While the sexual crime using hidden cameras is increasingly becoming a serious social problem in Korea, the government passed an amendment to the legislation regarding chemical treatment to oppress sexual impulse. According to the amendment passed on July 18, judges are now allowed to sentence chemical castration against sex offenders who commit crimes using hidden cameras, attempt rape, or commit rape/homicide against minors.
The recent amendment seems to reflect serious social issues caused by increased production and distribution of illegal pornography filmed using hidden “spy” cameras. Such micro-cameras – often disguised as ordinary objects like eyeglasses, water bottles, or screws – are easily accessible online without regulation.
Crimes using secret cameras are not limited to the capturing of images of the private area – in the worst case scenario, revenge porn is shared online without acknowledgment of the person featured in the video.
Currently, pictures of women’s restroom wall are going viral among Korean Twitter users. The initial uploader posted a picture showing a public restroom’s wall with several holes, asking, “Is it true that these holes are not found in men’s restrooms?”
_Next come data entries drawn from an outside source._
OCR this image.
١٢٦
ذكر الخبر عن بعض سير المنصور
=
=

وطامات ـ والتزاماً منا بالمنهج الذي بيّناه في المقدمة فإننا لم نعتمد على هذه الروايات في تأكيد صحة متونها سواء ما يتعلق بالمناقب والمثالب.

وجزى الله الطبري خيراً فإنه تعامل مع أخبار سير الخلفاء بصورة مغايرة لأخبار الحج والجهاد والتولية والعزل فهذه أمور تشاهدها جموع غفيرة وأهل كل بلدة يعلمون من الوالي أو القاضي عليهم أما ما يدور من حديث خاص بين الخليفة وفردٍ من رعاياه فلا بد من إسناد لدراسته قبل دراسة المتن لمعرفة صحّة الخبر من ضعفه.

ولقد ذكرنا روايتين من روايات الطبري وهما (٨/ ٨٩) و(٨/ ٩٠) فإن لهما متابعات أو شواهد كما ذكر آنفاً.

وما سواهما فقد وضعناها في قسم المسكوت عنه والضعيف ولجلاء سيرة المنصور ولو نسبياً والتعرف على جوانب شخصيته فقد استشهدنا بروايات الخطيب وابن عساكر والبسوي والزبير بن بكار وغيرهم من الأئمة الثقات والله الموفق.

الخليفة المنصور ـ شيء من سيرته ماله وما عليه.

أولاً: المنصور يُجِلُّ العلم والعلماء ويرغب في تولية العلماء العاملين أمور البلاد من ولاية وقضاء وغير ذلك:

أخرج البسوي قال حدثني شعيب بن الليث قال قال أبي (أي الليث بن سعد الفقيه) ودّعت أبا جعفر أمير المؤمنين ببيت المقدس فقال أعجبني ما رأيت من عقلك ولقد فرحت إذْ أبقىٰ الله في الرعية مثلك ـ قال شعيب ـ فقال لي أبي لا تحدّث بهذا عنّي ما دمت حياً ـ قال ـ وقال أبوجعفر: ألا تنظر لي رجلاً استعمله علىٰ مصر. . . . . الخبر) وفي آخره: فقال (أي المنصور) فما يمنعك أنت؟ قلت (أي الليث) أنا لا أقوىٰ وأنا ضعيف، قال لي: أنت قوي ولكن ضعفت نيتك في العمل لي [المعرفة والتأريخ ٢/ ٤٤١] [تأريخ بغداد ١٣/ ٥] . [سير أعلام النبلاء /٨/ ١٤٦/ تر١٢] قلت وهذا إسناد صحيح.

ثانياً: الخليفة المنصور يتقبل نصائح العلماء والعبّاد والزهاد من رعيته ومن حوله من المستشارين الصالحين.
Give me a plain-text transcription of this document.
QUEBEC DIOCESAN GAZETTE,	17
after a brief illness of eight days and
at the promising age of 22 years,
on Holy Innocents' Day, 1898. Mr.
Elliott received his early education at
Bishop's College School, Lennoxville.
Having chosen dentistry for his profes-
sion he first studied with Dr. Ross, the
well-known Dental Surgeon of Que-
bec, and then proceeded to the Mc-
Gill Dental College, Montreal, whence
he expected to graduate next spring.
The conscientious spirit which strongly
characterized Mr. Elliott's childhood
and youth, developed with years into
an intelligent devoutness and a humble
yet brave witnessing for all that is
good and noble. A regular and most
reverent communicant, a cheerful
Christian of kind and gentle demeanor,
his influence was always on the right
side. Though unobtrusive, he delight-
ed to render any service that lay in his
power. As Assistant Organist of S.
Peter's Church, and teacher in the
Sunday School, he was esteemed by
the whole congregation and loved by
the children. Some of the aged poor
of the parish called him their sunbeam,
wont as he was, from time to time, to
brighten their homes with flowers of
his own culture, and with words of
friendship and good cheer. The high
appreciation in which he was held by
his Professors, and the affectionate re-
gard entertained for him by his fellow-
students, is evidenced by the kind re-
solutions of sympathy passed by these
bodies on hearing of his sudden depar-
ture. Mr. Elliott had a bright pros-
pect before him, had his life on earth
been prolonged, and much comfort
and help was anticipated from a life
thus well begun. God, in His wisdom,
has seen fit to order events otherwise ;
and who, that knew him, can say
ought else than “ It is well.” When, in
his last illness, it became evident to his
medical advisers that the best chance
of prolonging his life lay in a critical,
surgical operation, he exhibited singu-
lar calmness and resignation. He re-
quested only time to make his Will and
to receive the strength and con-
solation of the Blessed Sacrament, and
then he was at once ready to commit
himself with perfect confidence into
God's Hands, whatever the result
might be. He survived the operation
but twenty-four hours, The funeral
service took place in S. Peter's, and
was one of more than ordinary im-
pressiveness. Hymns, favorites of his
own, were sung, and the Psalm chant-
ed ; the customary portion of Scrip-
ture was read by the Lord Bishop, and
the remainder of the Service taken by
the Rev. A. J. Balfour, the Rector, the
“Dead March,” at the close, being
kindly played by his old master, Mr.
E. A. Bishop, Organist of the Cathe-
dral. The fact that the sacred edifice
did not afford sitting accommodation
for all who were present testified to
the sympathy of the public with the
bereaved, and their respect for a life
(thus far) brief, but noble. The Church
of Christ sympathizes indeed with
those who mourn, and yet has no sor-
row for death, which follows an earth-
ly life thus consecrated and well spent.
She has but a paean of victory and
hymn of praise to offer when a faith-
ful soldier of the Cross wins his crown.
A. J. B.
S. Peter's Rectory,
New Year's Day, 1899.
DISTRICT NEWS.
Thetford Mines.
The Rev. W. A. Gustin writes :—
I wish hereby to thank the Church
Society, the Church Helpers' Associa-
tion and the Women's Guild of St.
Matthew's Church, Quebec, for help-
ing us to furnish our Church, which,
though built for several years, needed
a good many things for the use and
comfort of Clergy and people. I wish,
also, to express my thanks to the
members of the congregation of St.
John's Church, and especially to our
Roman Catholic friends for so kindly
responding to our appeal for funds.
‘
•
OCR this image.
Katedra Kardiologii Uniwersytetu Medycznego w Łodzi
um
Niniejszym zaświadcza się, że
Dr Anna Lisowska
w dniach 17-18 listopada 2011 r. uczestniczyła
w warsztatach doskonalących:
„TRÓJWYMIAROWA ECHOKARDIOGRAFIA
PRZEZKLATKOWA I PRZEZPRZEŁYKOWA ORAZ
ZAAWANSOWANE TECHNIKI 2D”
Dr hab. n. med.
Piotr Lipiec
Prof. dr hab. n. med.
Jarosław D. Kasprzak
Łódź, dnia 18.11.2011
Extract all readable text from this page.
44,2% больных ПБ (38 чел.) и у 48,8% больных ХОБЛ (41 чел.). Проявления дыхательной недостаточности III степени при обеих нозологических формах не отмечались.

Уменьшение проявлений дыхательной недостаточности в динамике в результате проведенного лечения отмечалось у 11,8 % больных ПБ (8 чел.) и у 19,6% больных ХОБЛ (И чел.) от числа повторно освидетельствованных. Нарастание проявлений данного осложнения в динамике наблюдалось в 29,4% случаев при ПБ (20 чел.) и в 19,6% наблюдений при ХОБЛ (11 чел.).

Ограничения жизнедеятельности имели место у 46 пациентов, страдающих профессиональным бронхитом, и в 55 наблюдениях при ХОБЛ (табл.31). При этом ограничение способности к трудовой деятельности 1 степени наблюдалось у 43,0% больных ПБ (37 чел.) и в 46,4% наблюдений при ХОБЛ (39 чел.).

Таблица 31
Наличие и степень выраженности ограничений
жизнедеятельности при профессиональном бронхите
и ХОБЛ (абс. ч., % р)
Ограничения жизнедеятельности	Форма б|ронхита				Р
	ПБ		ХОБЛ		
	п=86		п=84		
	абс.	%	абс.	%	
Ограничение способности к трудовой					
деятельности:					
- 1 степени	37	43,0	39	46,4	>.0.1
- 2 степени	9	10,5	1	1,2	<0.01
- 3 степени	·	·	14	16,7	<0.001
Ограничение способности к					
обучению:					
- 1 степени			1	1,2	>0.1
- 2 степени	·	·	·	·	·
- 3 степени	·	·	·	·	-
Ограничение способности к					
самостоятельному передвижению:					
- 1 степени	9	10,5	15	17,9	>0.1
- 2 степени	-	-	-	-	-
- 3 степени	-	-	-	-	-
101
그러니까 이게 시공실수가 아니고 고의란 말이지? (대형까페 건물 공중 화장실) (신촌) pic.twitter.com/MFWuAGrtqY
— 돤 (@ladyppippi) July 16, 2017
화장실 구멍하니 작년에 아내가 보내온 호수공원 화장실 사진. 생활신고 어플로 신고했더니 이후 시트지로 가려졌다고 한다. pic.twitter.com/LukDA67sPt
— 사진찍는 김기자 (@dragonkeem) July 16, 2017
Apparently, divisive replies by gender imply high chances that such holes are used to insert micro-cameras to film nudity in public restrooms.
Common worries about being filmed without consent or acknowledgment even resulted in the release of several smartphone applications designed to detect hidden cameras. However, a fundamental solution is vital to stop the anxiety.